Combination aspirin and clopidogrel reduces risk of recurrent ischemic stroke, but was also associated with risk of non-central nervous system (CNS) major bleeding in the Platelet-Oriented Inhibition in New TIA or minor stroke clinical trial. The loss-of-function CYP2C19*2 allele potentially reduces clopidogrel efficacy, while the gain-of-function CYP2C19*17 allele may increase bleeding risk. The clinical application of these alleles is unclear. SNP genotyping of CYP2C19*2 and CYP2C19*17 are available in the Secondary Prevention of Small Subcortical Strokes clinical trial, a 2x2 factorial study in patients with lacunar infarcts where one arm tested the efficacy of secondary stroke prevention with aspirin plus clopidogrel versus aspirin alone. We hypothesized that patients carrying CYP2C19*2 would have more clopidogrel failure events (defined as a composite of ischemic stroke, transient ischemic attack, and cognitive decline), while patients carrying at least one CYP2C19*17 allele, would have more major bleeding, including sub-analysis of CNS and non-CNS major bleeding. The associations of CYP2C19*2 with treatment failure and CYP2C19*17 with major bleeding were assessed through logistic regression, adjusting for age, gender, race, and excluding CYP2C19*2/*17 carriers. The mean age of the cohort (n=522) was 62 (62% male).

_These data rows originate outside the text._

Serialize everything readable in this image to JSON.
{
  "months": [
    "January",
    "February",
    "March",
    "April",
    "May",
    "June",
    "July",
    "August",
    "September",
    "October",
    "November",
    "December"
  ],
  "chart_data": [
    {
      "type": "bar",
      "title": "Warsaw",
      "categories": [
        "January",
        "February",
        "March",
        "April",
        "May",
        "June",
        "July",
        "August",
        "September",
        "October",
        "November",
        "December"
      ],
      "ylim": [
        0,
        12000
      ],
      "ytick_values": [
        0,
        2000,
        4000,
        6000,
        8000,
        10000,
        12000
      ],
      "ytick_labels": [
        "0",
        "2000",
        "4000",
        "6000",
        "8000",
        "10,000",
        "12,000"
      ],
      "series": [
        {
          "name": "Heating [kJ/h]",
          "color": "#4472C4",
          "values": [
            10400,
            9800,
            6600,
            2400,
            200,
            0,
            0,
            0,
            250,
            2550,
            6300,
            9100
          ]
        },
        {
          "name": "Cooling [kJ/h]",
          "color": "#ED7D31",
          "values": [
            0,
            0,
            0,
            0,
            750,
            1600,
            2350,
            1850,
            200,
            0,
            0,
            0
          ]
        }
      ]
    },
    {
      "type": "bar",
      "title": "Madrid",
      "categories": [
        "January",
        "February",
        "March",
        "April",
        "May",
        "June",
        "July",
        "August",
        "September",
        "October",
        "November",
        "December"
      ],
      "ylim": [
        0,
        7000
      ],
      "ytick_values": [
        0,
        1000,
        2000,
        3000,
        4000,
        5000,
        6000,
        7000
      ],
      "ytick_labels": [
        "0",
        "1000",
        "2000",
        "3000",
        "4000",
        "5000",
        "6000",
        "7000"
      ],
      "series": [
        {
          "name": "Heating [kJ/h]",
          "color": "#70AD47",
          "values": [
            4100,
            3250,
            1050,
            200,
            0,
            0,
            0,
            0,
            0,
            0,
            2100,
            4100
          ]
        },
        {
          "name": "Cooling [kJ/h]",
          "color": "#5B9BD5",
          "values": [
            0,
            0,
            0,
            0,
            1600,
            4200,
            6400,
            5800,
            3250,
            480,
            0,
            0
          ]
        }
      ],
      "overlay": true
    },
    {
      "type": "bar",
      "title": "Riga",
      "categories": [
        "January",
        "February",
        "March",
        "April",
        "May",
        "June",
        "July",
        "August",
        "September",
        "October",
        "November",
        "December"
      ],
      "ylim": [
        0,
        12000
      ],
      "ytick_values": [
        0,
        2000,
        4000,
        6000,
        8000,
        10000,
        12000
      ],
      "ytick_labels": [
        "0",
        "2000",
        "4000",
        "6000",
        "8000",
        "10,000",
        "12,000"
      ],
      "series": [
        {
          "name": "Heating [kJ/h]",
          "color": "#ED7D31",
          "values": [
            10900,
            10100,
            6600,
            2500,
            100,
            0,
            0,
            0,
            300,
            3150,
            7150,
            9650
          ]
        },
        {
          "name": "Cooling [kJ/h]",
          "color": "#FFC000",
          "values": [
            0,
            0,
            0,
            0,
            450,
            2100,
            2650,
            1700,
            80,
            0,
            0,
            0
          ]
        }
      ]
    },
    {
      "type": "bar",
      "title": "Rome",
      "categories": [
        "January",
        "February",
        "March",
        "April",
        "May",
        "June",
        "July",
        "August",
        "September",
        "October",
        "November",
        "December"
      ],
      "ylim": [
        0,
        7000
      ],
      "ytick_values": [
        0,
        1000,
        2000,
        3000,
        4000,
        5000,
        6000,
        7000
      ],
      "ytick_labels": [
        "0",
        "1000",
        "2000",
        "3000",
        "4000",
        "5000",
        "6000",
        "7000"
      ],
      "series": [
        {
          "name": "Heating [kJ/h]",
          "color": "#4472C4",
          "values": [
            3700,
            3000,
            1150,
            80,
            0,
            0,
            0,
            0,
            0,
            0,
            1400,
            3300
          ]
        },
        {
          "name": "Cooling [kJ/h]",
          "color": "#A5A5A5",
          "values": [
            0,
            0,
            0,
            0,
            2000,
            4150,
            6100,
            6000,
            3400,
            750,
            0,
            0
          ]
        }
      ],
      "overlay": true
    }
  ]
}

There were no significant differences in treatment failure events between *2 carriers and *2 non-carriers (Odds ratio (OR) [95% confidence interval (CI)] = 1.60 [0.66-3.87], p-value=0.29), adjusting for *17. Patients with a *17 allele had a significantly higher odds of a non-CNS hemorrhage (OR [95% CI] =2.50 [1.03-6.09], p-value=0.043), and a trend for significance after adjusting for *2, p-value=0.06. Only two CNS hemorrhages occurred in the total cohort; both occurred in normal CYP2C19 metabolizers. Although limited by sample size, the study suggests that CYP2C19 carrier status may contribute to non-CNS major bleeding risks seen in dual antiplatelet therapy secondary stroke prevention trials. Further studies are needed to confirm whether the presence of CYP2C19*17 or absence of *2 increases the risk of bleeding complications, which could have implications for treatment decisions in a precision medicine approach.